In my personal practice, and in my classes, it is tradition to put offerings of fresh flowers on the altar. Flowers represent space element, a gift of pure beauty to the deities and guides found on the altar, and, in their wilting, keep us attuned to impermanence. When class is full and everyone brings flowers the beauty of the altar can be mesmerizing.
But I’ve been thinking a lot lately about things I know about the flower industry and the terrible impact it has on our lovely planet. I want to share some of the reasons that I cannot continue to support fresh cut flower offerings as a part of our loving ceremony with the exception of locally grown organic flowers.
• Pesticides: Flowers farmers are some of the highest users of agrochemicals, and because flowers are not meant to be eaten, the regulation around use of toxic chemicals is more slack in the flower industry. At least 70% of cut flowers in the U.S. are imported from other countries. And while pesticide use on flowers grown in the U.S. is rampant, when it comes to importing flowers from other countries oftentimes pesticides that have been banned here are utilized. All those pesticides, in whatever country the flowers grow in, have a huge environmental impact, hurting soil, rivers, oceans and animals. The cost of a beautiful rose might very well be the well being of a sea turtle. On top of that, those who work in the flower industry are constantly exposed, with migrant workers often being the ones who bear the brunt of the health impact with low to no health care. I’ve talked with health care professionals who work primarily with migrant worker populations who have reported that health conditions directly related to exposure to agrochemicals is horrific. But it’s not just those working on the farms; florists are also exposed to unsafe quantities of pesticides through daily handling of cut flowers.
• Water and Land: Growing flowers uses high amounts of water, often from water impoverished countries and takes up land space that could be used for food production or nature. I think that’s probably all I need to say about that.

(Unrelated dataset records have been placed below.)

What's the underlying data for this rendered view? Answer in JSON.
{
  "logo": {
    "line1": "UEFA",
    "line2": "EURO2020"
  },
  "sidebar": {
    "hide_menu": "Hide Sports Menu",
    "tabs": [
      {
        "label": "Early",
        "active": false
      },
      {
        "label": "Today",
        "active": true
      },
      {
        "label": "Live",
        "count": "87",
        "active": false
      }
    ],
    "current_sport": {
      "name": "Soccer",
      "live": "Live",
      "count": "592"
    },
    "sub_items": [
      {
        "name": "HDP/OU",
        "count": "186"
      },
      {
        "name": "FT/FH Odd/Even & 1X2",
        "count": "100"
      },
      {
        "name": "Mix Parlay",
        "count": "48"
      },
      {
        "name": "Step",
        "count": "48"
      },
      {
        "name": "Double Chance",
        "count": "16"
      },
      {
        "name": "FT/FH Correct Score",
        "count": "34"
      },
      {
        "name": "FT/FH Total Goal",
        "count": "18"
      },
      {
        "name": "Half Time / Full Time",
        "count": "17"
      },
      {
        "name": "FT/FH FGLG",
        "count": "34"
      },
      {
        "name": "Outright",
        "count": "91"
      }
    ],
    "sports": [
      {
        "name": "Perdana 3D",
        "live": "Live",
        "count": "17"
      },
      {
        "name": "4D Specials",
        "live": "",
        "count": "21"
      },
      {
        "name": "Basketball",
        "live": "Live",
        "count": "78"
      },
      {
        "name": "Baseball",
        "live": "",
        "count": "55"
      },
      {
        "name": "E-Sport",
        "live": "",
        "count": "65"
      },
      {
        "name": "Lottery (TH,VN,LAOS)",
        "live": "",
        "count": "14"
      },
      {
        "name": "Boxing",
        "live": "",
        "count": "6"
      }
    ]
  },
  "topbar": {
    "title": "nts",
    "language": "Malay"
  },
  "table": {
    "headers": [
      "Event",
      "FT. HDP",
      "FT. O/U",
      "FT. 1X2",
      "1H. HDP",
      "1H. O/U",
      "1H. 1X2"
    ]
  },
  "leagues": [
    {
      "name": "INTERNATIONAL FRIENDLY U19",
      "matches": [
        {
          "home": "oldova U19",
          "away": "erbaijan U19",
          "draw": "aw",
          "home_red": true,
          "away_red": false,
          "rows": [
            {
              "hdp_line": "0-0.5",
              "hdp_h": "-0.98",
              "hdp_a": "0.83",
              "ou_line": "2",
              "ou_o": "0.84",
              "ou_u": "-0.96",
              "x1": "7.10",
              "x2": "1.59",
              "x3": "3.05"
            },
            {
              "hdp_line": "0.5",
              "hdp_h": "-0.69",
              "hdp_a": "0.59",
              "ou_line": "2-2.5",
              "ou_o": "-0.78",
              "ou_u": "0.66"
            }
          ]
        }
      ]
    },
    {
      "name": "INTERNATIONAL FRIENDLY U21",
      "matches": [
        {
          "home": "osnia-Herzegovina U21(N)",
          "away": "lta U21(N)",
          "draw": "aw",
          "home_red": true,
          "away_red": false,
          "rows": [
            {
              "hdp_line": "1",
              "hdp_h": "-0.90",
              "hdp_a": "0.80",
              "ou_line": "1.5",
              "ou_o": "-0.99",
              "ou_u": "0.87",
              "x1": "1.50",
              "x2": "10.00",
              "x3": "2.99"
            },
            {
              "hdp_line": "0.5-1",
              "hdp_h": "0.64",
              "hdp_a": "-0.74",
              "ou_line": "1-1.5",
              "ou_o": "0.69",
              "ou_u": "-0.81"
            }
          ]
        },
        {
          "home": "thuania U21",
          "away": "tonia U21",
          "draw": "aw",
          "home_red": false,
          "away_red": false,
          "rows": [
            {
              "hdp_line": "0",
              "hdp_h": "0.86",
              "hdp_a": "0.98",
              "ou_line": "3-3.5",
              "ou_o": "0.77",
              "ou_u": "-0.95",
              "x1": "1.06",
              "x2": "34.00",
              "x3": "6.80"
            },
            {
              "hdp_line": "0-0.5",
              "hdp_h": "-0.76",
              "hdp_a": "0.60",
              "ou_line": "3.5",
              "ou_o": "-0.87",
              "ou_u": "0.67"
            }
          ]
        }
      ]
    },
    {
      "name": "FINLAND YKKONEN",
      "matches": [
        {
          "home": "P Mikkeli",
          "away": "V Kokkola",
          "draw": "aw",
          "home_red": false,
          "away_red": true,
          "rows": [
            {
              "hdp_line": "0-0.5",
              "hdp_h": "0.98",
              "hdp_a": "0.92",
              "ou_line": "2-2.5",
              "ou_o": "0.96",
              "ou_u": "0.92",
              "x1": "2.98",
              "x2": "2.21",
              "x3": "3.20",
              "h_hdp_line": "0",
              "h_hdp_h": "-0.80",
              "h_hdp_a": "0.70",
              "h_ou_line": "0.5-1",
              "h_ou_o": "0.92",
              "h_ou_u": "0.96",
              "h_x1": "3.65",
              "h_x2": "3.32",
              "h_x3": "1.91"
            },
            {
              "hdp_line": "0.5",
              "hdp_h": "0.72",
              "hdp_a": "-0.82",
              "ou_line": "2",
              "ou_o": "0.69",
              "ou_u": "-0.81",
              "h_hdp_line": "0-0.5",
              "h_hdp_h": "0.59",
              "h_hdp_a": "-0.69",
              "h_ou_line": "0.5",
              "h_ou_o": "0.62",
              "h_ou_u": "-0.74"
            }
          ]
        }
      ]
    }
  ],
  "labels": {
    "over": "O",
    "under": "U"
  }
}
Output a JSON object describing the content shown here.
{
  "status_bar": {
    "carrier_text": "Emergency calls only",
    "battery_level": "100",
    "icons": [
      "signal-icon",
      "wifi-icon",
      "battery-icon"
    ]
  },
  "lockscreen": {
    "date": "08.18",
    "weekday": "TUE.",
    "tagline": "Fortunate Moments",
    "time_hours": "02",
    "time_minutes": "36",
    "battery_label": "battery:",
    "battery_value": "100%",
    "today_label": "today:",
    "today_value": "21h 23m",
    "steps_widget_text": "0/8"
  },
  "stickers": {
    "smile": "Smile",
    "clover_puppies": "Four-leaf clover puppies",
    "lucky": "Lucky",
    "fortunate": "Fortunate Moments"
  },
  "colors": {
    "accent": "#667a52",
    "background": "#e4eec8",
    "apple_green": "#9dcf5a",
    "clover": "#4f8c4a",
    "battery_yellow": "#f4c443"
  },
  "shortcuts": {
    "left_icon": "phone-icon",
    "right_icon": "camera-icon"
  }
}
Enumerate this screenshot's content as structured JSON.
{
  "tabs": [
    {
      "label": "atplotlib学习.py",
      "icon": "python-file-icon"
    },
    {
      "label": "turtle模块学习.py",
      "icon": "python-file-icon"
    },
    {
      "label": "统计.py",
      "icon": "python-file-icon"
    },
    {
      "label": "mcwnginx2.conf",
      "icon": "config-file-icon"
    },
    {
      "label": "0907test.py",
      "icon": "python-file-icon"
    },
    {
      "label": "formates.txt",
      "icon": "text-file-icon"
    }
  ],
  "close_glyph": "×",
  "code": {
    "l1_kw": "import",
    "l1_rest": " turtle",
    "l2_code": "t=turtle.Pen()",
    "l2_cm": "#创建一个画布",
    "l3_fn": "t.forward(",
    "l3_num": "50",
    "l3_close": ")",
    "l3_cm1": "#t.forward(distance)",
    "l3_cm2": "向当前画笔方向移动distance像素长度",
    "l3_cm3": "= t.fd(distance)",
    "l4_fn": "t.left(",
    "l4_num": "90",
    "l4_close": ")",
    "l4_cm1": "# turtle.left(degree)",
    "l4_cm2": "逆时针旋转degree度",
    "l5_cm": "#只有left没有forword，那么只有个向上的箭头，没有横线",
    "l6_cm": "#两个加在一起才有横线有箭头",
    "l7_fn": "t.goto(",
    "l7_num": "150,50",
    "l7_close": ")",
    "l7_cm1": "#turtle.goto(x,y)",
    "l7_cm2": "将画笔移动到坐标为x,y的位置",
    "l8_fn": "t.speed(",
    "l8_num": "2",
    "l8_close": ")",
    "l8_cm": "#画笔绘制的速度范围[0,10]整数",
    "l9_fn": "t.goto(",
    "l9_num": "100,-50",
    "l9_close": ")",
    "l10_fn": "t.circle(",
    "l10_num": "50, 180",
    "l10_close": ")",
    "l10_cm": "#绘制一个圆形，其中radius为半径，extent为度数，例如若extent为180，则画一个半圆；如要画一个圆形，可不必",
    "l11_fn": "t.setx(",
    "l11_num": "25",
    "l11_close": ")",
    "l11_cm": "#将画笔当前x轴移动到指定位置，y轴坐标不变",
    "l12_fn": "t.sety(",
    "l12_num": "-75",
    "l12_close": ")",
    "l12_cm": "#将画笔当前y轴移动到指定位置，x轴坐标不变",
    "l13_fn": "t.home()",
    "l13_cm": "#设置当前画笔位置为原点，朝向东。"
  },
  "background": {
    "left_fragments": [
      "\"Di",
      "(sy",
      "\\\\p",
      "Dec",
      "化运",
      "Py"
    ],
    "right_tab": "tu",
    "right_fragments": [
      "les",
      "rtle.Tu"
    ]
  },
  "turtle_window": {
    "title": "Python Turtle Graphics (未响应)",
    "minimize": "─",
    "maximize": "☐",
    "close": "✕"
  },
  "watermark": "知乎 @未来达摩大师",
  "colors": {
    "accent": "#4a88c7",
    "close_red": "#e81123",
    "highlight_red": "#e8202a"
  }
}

• Plastic: Cut flowers are frequently packaged in clear plastic wrapping that long outlive all of the people giving and receiving flowers. Plastic is choking our planet. We all know it. It’s killing animals, filling our oceans and landfills, and it never goes away. It’s hard enough to avoid plastic with essential items - let’s just refuse it with non-essentials such as flowers shall we?
• Fuel and carbon: With more than 70% of flowers sold in the U.S. coming from other countries as mentioned above, that’s a big carbon footprint and fuel use.
So, what to do about the altar, and tradition, and ceremony. I’m still thinking about it actually, and am open to ideas. I am looking into cloth and glass flowers. I know that certain aspects of the tradition of these offerings will be lost in this, but I’ve put a lot of thought into the benefit and toll and I just can’t justify it anymore. I think that for the purpose of offerings, I’ll encourage students to bring (organic) fruit that can last the duration of the class so that after class is done we can offer it to the local homeless population. Or to bring organic potted plants that can be put into the earth to grow. Preferably plants that bees like, since bees need our help these days. And if people want to bring cut flowers I would ask that they be local and pesticide free.
Traditions are lovely and I adhere to a lot of them in regards to my Thai medicine practice and teachings. Ultimately though, caring for Mother Earth is my spiritual path, and, with climate change looming, my mandate as an even slightly good human.